Aktenzeichen L 5 KR 1016/20

Streitig war, ob der beklagte BKK Landesverband zu Recht den Antrag der klagenden Betriebskrankenkasse (BKK) auf Erstattung von Leistungsausgaben für aufwendige Leistungsfälle wegen Fristversäumnisses für das Geschäftsjahr 2011 zurückgewiesen hatte.

 

Nach den seinerzeit gültigen Vorschriften des BKK-Landesverbandes (§ 6 Ausgleichsordnung 2011) waren „die ausgleichsfähigen Leistungsausgaben eines Kalenderjahres (…) bis spätestens 31. Oktober des Folgejahres (…) unter Beifügung von Kopien der anspruchsbegründenden Unterlagen zu beantragen. Maßgeblich ist der Zeitpunkt des Zugangs beim Landesverband.“

 

Mit E-Mail vom 29.10.2012 beantragte die BKK die ausgleichsfähigen Leistungsausgaben für 2011 und listete in einer Excel-Tabelle die betroffenen Fälle auf. Sie kündigte an, die Kopien der anspruchsbegründenden Unterlagen „zeitnah nachzureichen“. Erst am 15.11.2012 überreichte sie ihrem Landesverband drei DVDs mit spezifizierten Angaben für insgesamt 52 aufwendige Leistungsfälle mit der Bitte um Erstattung in millionenfacher Höhe. Anfang Dezember 2012 informierte der Beklagte die BKK telefonisch darüber, dass er deren Antrag für verfristet erachte.
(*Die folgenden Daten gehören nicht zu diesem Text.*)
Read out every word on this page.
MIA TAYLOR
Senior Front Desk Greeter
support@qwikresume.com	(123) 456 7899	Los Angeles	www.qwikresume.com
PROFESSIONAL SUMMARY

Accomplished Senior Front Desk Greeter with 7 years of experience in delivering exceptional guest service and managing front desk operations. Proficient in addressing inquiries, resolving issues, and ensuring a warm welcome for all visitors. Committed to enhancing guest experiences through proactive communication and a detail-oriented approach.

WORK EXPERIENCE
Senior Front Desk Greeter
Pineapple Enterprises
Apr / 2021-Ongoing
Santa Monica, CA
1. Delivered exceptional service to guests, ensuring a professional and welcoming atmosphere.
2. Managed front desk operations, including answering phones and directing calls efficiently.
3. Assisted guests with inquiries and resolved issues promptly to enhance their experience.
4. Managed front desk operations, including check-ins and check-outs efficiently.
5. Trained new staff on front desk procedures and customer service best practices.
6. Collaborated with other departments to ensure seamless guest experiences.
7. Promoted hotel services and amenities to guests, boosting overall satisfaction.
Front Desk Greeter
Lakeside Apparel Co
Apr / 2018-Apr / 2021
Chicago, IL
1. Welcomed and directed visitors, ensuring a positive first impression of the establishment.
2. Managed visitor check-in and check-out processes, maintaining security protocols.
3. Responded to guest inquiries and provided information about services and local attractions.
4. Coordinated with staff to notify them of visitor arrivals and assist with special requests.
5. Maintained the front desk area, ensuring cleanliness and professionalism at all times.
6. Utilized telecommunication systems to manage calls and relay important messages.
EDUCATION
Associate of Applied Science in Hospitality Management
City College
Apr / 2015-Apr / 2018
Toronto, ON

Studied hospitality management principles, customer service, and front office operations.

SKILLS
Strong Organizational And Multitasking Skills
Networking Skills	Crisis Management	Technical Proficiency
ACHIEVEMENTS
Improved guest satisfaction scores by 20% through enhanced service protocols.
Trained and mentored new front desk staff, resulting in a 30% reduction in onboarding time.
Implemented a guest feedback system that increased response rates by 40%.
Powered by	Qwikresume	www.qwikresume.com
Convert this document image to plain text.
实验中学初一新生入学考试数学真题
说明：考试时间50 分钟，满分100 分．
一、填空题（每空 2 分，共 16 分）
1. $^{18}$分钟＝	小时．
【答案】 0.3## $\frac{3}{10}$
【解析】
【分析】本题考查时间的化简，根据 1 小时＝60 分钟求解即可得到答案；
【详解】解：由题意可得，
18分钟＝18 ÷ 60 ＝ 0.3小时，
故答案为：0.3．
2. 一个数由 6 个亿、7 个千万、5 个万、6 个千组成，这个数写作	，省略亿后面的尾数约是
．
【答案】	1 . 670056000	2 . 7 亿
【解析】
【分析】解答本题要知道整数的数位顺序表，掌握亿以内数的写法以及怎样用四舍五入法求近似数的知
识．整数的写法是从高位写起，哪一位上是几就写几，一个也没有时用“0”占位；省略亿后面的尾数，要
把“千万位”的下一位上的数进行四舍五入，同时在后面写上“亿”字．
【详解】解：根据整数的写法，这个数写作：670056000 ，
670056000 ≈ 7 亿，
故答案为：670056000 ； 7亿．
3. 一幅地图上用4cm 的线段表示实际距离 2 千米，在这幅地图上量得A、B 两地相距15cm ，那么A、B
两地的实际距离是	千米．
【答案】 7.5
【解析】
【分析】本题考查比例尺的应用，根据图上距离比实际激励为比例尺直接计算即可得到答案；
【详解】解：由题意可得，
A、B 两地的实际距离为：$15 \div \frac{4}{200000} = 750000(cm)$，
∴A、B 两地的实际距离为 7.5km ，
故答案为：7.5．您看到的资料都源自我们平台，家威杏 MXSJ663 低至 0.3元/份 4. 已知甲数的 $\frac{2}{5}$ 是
Daraufhin beantragte die Klägerin noch im Dezember 2012 vorsorglich Wiedereinsetzung in den vorigen Stand: Ihr für die Stellung des Antrags zuständiger Mitarbeiter M habe versehentlich nicht darauf geachtet, dem Antrag Unterlagen in Kopie beizufügen. Es sei „nicht nachvollziehbar“, aus welchem Grund er die Einhaltung von § 6 AO 2011 nicht beachtet habe. Davon auszugehen sei, dass er „die Regelung nicht genau gelesen“ habe. Nach Einschaltung anwaltlicher Vertretung machte die BKK im Juni 2013 erstmals geltend, zwei Mitarbeiter des Landesverbandes hätten gegenüber M und seinem Vorgesetzten V am 29.10.2012 telefonisch Fristverlängerungen eingeräumt. 

 

Der BKK-Landesverband lehnte den Antrag sodann wegen Fristversäumnisses ab, da die anspruchsbegründenden Unterlagen verspätet eingereicht worden seien. 

 

Mit ihrer hiergegen gerichteten Klage machte die BKK - die dem Landesverband zwischenzeitlich nicht mehr angehört -, vor dem Sozialgericht Heilbronn geltend, die Formulierung in § 6 AO 2011 („unter Beifügung der anspruchsbegründenden Unterlagen“) sei zu unbestimmt und daher unwirksam. Denn es sei unklar, was hiermit genau gemeint sei. Zudem hätten zwei Mitarbeiter des BKK-Landesverbandes ihr gegenüber noch kurz vor Fristablauf telefonisch versichert, dass die anspruchsbegründenden Unterlagen noch nachträglich eingereicht werden können. Ihr stehe ein Erstattungsanspruch i.H.v. rund 2,8 Mio. € gegenüber dem BKK-Landesverband zu.

 

Das Sozialgericht wies die Klage (nach Zeugenvernehmung von Mitarbeitern der BKK und des beklagten Landesverbandes) ab: Der Beklagte habe zu Recht den Antrag der Klägerin im Hinblick auf die erst am 15.11.2012 nachgereichten Unterlagen als verspätet zurückgewiesen. § 6 Abs. 1 AO 2011 sei hinreichend bestimmt. Aus dem Wortlaut „unter Beifügung von Kopien der anspruchsbegründenden Unterlagen“ folge bereits eindeutig, dass diese als Bestandteil des Antrags innerhalb der Antragsfrist („bis spätestens 31. Oktober des Folgejahres“) und nicht zu einem späteren Zeitpunkt einzureichen seien. Der klagenden BKK sei auch nicht Wiedereinsetzung in den vorigen Stand zu gewähren. Denn sie habe die Frist des § 6 AO Abs. 1 2011 nicht unverschuldet versäumt.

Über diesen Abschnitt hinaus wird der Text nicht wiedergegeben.